Be Heart Smart: Addressing the High Burden of Cardiovascular Disease Among African-American Women

Feb 5, 2014, 8:28 AM, Posted by Nadia Winston

Nadia Winston, MSPH, is a graduate student at the University of Illinois at Chicago, School of Nursing, pursuing dual nurse practitioner studies in family practice and occupational health. She has a master of science in public health degree from Meharry Medical College and is a former scholar with the Robert Wood Johnson Foundation Center for Health Policy at Meharry Medical College. This post is part of the “Health Care in 2014” series.

Cardiovascular disease is the number one killer of African American women. It has become imperative for the nation to take back the reins of its health status and educate the public about this threat. The statistics are alarming. Black women are twice as likely to suffer from cardiovascular disease as women of other ethnicities. And according to the American Heart Association, cardiovascular disease kills nearly 50,000 African-American women annually. The reason for this disparity can be attributed to a lack of health knowledge, being overweight or obese, and lack of physical activity.
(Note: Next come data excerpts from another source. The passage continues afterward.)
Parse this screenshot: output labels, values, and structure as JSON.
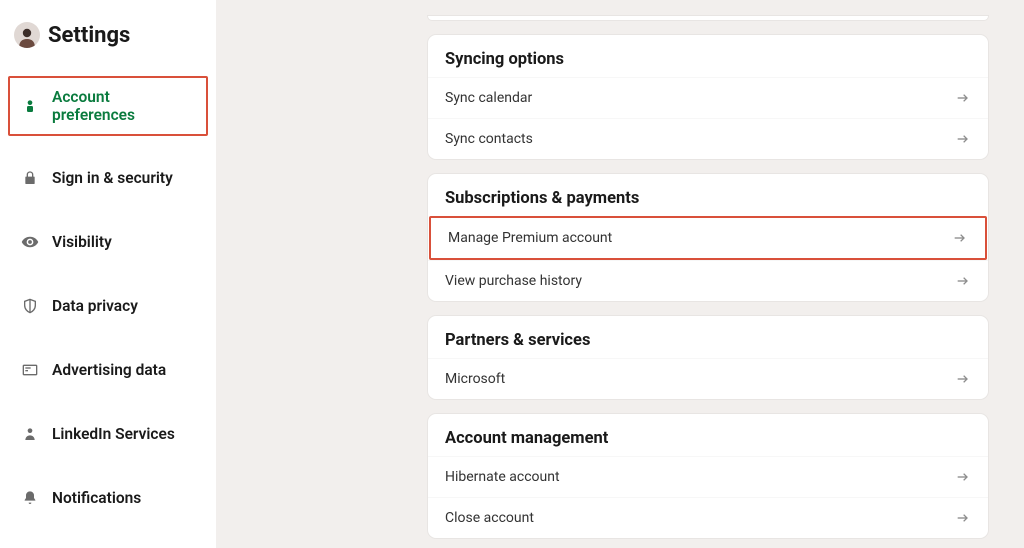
{
  "header": {
    "title": "Settings"
  },
  "sidebar": {
    "items": [
      {
        "label": "Account preferences",
        "icon": "person-icon",
        "active": true
      },
      {
        "label": "Sign in & security",
        "icon": "lock-icon"
      },
      {
        "label": "Visibility",
        "icon": "eye-icon"
      },
      {
        "label": "Data privacy",
        "icon": "shield-icon"
      },
      {
        "label": "Advertising data",
        "icon": "ad-icon"
      },
      {
        "label": "LinkedIn Services",
        "icon": "person-small-icon"
      },
      {
        "label": "Notifications",
        "icon": "bell-icon"
      }
    ]
  },
  "sections": {
    "syncing": {
      "heading": "Syncing options",
      "rows": [
        {
          "label": "Sync calendar"
        },
        {
          "label": "Sync contacts"
        }
      ]
    },
    "subs": {
      "heading": "Subscriptions & payments",
      "rows": [
        {
          "label": "Manage Premium account",
          "highlight": true
        },
        {
          "label": "View purchase history"
        }
      ]
    },
    "partners": {
      "heading": "Partners & services",
      "rows": [
        {
          "label": "Microsoft"
        }
      ]
    },
    "account": {
      "heading": "Account management",
      "rows": [
        {
          "label": "Hibernate account"
        },
        {
          "label": "Close account"
        }
      ]
    }
  }
}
Early intervention and action has been identified as the key to reducing this population’s risk of mortality from cardiovascular disease and related diagnoses.

Addressing and raising awareness of the health risks associated with cardiovascular diseases for African American women has been quite challenging. Recognizing this issue, Vanessa Jones Briscoe, PhD, MSN, then a Health Policy Associate at the Center for Health Policy at Meharry Medical College, developed and implemented a culturally appropriate health education program to educate minority populations about unhealthy lifestyles. It is called the “Be Heart Smart” program.

Based in Tennessee, “Be Heart Smart” arose out of Briscoe’s desire to address health inequities and her experience witnessing the multitudes of African American women suffering in silence from cardiovascular disease. “They had no hope, because they lacked the appropriate knowledge to treat the disease,” she says. “I knew that something had to be done.” Sharing in Briscoe’s interest in decreasing cardiovascular disease in African American women, I joined forces with her in order to promote the “Be Heart Smart” agenda. As a health care professional and rising clinician, I can identify with Briscoe’s passion to help educate African American women about this pressing issue. I have witnessed within my own community and family how cardiovascular disease is inappropriately handled due to lack of health knowledge.

Funded by an educational grant from Boston Scientific, the implementation of the “Be Heart Smart” program was conducted in Tennessee. The program was held between June 2012 and December 2012. Forty-seven African American women participated in the educational health program. Participants were enrolled at designated community sites and participated in study activities, which included a heart disease education course and a line-dancing course for physical activity engagement.

The “Be Heart Smart” program utilized the American Diabetes Association’s diabetes education tool, “Choose to Live, Sisters Strong Together,” sponsored by the African American Initiatives. This tool has been specifically tailored to African American women to encourage them to take charge of their health. Led by a certified diabetes educator, the health education tool was delivered as a workshop to participants of the “Be Heart Smart” program. We found that by delivering the tools in workshop form, participants of the program felt open to discuss their physical and emotional health.

Physical screenings were performed at Month 1 (Baseline), Month 3, and Month 6. Measurements from the physical screening included: height, weight, waist circumference, body mass index (BMI), blood pressure, and blood analysis. The data gathered at these intervals were utilized to identify participants’ health risks and suggest an appropriate health prevention program. According to preliminary health survey reports, more than 30 percent were pre-hypertensive, pre-diabetic, and were obese. Over the 6-month time period, study results showed that glucose levels decreased. However, the mean BMI did not change and no significant changes were witnessed in blood pressure and lipid values. Mean health education knowledge increased slightly after the intervention. Weight loss trended down for a small group of the participants, but that was not statistically significant when analyzed. This could be attributed to the small sample size of participants in the study.

Our initial experience with the “Be Heart Smart” program appears to be promising based upon initial program completion rates and trends toward improved metric of health for this high-risk population. The culturally sensitive, health education program developed for African American women to help increase their awareness of cardiovascular disease warrants further refinement and evaluation. Future outcomes of the study will contribute to the literature on community-based intervention for this population; and inform approaches that improve heart disease, diabetes, and obesity awareness and reduce these risks in African American women.

Plans to expand “Be Heart Smart” are underway. In 2013, the non-profit organization AKTIHFA was created.  It stands for “Acquiring Knowledge to Improve Health for All.” The organization aims to develop and deliver effective programs that teach people and their communities how to improve health for all. In the summer of 2014, AKTIHFA will host a summer research internship program for high school juniors and seniors interested in careers in the health professions. Students will be paired with mentors and develop community-based health projects.